Resenha: A Prisão do Rei - Victoria Aveyard - Editora Seguinte

Título: A Prisão do Rei - A Rainha Vermelha #3
Autora: Victoria Aveyard 
Editora: Seguinte
Ano: 2017
Páginas: 552
Onde Comprar: AMAZON 
Sinopse:


Mare Barrow foi capturada e passa os dias presa no palácio, impotente sem seu poder, atormentada por seus erros. Ela está à mercê do garoto por quem um dia se apaixonou, um jovem dissimulado que a enganou e traiu. Agora rei, Maven continua com os planos de sua mãe, fazendo de tudo para manter o controle de Norta — e de sua prisioneira. Enquanto Mare tenta aguentar o peso sufocante das Pedras Silenciosas, o resto da Guarda Escarlate se organiza, treinando e expandindo. Com a rebelião cada vez mais forte, eles param de agir sob as sombras e se preparam para a guerra. Entre eles está Cal, um prateado em meio aos vermelhos. Incapaz de decidir a que lado dedicar sua lealdade, o príncipe exilado só tem uma certeza: ele não vai descansar enquanto não trouxer Mare de volta.

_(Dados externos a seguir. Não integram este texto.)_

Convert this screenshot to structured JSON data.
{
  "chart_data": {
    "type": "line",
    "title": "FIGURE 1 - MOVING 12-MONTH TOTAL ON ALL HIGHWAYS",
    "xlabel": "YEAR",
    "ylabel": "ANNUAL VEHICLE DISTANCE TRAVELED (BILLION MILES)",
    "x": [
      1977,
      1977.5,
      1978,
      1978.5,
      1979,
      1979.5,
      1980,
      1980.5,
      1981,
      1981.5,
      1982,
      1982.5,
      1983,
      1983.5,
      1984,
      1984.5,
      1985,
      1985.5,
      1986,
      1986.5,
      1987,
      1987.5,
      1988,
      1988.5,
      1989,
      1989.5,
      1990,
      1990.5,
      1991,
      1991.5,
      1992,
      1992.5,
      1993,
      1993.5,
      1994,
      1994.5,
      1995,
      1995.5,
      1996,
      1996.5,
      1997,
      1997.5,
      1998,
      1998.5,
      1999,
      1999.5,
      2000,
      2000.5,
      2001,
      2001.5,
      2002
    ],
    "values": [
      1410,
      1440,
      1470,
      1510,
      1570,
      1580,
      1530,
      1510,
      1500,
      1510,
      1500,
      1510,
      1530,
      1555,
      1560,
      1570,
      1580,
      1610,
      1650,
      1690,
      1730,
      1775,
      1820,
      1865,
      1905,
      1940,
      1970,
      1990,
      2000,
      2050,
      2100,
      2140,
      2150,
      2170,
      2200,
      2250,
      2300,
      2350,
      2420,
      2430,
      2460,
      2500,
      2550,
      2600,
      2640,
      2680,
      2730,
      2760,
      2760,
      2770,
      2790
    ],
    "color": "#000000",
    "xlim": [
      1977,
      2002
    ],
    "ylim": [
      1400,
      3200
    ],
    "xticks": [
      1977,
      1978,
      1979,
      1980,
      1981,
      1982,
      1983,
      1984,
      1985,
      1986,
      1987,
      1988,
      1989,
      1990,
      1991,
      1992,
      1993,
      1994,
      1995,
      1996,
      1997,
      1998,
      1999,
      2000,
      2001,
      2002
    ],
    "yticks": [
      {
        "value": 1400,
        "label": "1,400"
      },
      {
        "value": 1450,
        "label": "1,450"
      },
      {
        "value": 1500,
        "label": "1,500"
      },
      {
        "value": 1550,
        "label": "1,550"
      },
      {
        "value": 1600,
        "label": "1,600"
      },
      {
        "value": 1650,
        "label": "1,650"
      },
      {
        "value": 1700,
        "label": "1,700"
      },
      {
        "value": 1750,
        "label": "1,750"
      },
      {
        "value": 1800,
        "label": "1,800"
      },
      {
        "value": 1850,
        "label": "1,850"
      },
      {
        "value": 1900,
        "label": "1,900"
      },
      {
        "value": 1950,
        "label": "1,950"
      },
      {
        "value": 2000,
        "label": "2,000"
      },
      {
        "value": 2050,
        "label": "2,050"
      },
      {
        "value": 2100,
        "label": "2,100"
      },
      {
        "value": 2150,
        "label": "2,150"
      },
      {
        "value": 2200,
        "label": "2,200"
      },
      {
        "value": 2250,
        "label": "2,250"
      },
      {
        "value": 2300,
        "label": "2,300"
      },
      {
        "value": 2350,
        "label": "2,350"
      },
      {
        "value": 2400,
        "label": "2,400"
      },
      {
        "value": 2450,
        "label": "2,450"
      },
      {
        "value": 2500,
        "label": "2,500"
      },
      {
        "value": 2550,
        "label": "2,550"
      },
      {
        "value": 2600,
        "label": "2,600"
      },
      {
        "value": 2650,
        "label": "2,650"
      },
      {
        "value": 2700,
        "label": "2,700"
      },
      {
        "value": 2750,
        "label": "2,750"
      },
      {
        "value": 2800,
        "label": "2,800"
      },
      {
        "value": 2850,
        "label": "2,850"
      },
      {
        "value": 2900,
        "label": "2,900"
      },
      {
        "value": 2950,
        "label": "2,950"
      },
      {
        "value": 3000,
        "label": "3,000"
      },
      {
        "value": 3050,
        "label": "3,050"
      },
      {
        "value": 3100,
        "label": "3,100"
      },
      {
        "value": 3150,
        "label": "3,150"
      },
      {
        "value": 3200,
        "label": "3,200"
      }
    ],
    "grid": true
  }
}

Depois de uma saga de mais de um mês, enfim consegui terminar a leitura do terceiro livro da série A Rainha Vermelha. 

Até então, os livros vinham em uma crescente e estava bem animada com a leitura, visto que distopia é um gênero que me tira completamente da zona de conforto, mas que tenho tentado apostar mais em algumas leituras que estão me chamando atenção. 

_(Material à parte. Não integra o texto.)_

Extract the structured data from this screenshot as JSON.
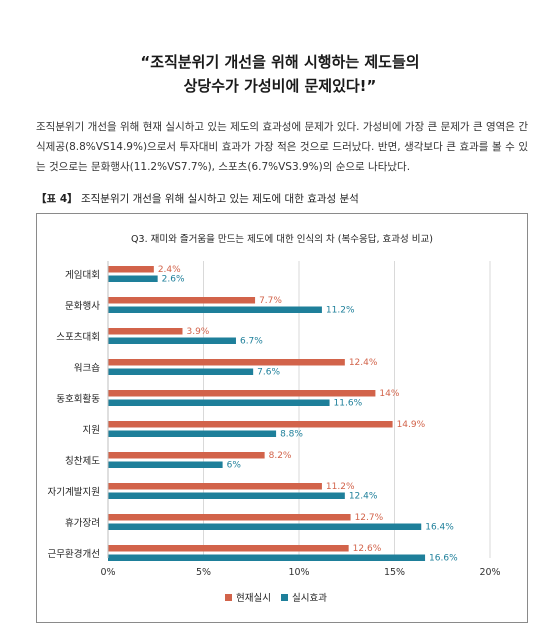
{
  "title_line1": "“조직분위기 개선을 위해 시행하는 제도들의",
  "title_line2": "상당수가 가성비에 문제있다!”",
  "body_text": "조직분위기 개선을 위해 현재 실시하고 있는 제도의 효과성에 문제가 있다. 가성비에 가장 큰 문제가 큰 영역은 간식제공(8.8%VS14.9%)으로서 투자대비 효과가 가장 적은 것으로 드러났다. 반면, 생각보다 큰 효과를 볼 수 있는 것으로는 문화행사(11.2%VS7.7%), 스포츠(6.7%VS3.9%)의 순으로 나타났다.",
  "table_caption_tag": "【표 4】",
  "table_caption_text": "조직분위기 개선을 위해 실시하고 있는 제도에 대한 효과성 분석",
  "chart_data": {
    "type": "bar",
    "orientation": "horizontal",
    "title": "Q3. 재미와 즐거움을 만드는 제도에 대한 인식의 차 (복수응답, 효과성 비교)",
    "categories": [
      "게임대회",
      "문화행사",
      "스포츠대회",
      "워크숍",
      "동호회활동",
      "지원",
      "칭찬제도",
      "자기계발지원",
      "휴가장려",
      "근무환경개선"
    ],
    "series": [
      {
        "name": "현재실시",
        "color": "#d2634a",
        "values": [
          2.4,
          7.7,
          3.9,
          12.4,
          14,
          14.9,
          8.2,
          11.2,
          12.7,
          12.6
        ]
      },
      {
        "name": "실시효과",
        "color": "#1e7f9a",
        "values": [
          2.6,
          11.2,
          6.7,
          7.6,
          11.6,
          8.8,
          6,
          12.4,
          16.4,
          16.6
        ]
      }
    ],
    "value_labels": [
      [
        "2.4%",
        "7.7%",
        "3.9%",
        "12.4%",
        "14%",
        "14.9%",
        "8.2%",
        "11.2%",
        "12.7%",
        "12.6%"
      ],
      [
        "2.6%",
        "11.2%",
        "6.7%",
        "7.6%",
        "11.6%",
        "8.8%",
        "6%",
        "12.4%",
        "16.4%",
        "16.6%"
      ]
    ],
    "xlim": [
      0,
      20
    ],
    "xticks": [
      0,
      5,
      10,
      15,
      20
    ],
    "xtick_labels": [
      "0%",
      "5%",
      "10%",
      "15%",
      "20%"
    ],
    "grid": "vertical",
    "legend_position": "bottom-center"
  }
}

Em A Prisão do Rei, Mare terá de lidar com as consequências da morte da rainha Elara, mãe de Maven. Captura e mantida prisioneira, Mare está com seus poderes sendo contidos por causa dos silenciadores que existem na prisão da Casa Arven. 

“Agora, estou na prisão do rei. Mas ele também está. Minhas correntes são as Pedras Silenciosas. As dele são a coroa.”

Sob a mira e a fúria de Maven e todos que tem sede de vingança pelos últimos confrontos entre vermelhos e prateados, Mare precisará ter paciência e esperar o momento certo para agir, além de contar com uma possível ajuda da Guarda Escarlate para sair daquele terrível lugar. E tudo parece ser lento demais, uma vez que não sabe sequer como anda o progresso dos sanguenovos recrutados. 

Com o passar dos dias, Mare terá de lidar com Maven e a cada aproximação deles, percebe o quanto o jovem rei é descontrolado e fraco sem a liderança da rainha e isso poderá ser um facilitador para conseguir derruba-lo. 

“Quando você entra, reza pra sair. Quando sai, reza pra nunca mais voltar.”

Enquanto espera uma oportunidade para mudar seu destino, temos perspectivas diferentes nas narrativas com Cameron, mostrando como a Guarda Escarlate está seguindo adiante e também com as narrativas de Evangeline, a herdeira da casa Samos que odeia Mare por tudo que ela representa desde que surgiu no seu caminho. 

Sobre Evangeline, a atual noiva de Maven, a autora ainda nos dá uma boa demonstração de como foi a vida dela e todas as exigências a que foi submetida desse muito nova. Não que ela tenha se redimido de algo, pois continua tão ou mais perversa que antes, mas já deu para entender bastante sobre a personagem. A típica megera na frente de todos e esconde o medo da solidão quando está longe de todos os olhares.

“Quem conhece a escuridão faz qualquer coisa para permanecer na luz.”




Esse livro me deixou completamente frustrada. Como A Espada de Vidro tinha terminado em ponto alto, imaginei que a sequência seria eletrizante, mas não foi isso que aconteceu. Pelo contrário, a narrativa é lenta e em muitas partes senti que a autora dava voltas e mais voltas, daí a explicação do livro ser tão extenso, com pouquíssimos atrativos, engrenando mais para o final deixando a desejar, repleto de pontas soltas e mais um livro enorme que sinceramente não vi necessidade de ter um quarto livro, se poderia resolver tudo nesse terceiro, mas sabemos como é a indústria, se está vendendo, bora esticar a história. 

Sobre a edição: Segue o padrão das anteriores e a editora Seguinte caprichou na capa, inclusive foi um dos grandes atrativos que me fez querer adquirir a série foram suas capas metalizadas e bem dentro da proposta de trama. A diagramação é simples, a fonte é confortável para leitura e ainda temos o marcador de página para destaca-lo da aba do livro. Deixando a coleção ainda mais atraente. 

A prisão do rei é uma leitura repleta dramas, mostra as diferentes faces do ser humano principalmente quando o assunto é poder. Com conflitos pessoais interessantes, além de nos apresentar mais dos personagens secundários, mas mesmo com esses pontos ainda ficou muito abaixo das expectativas.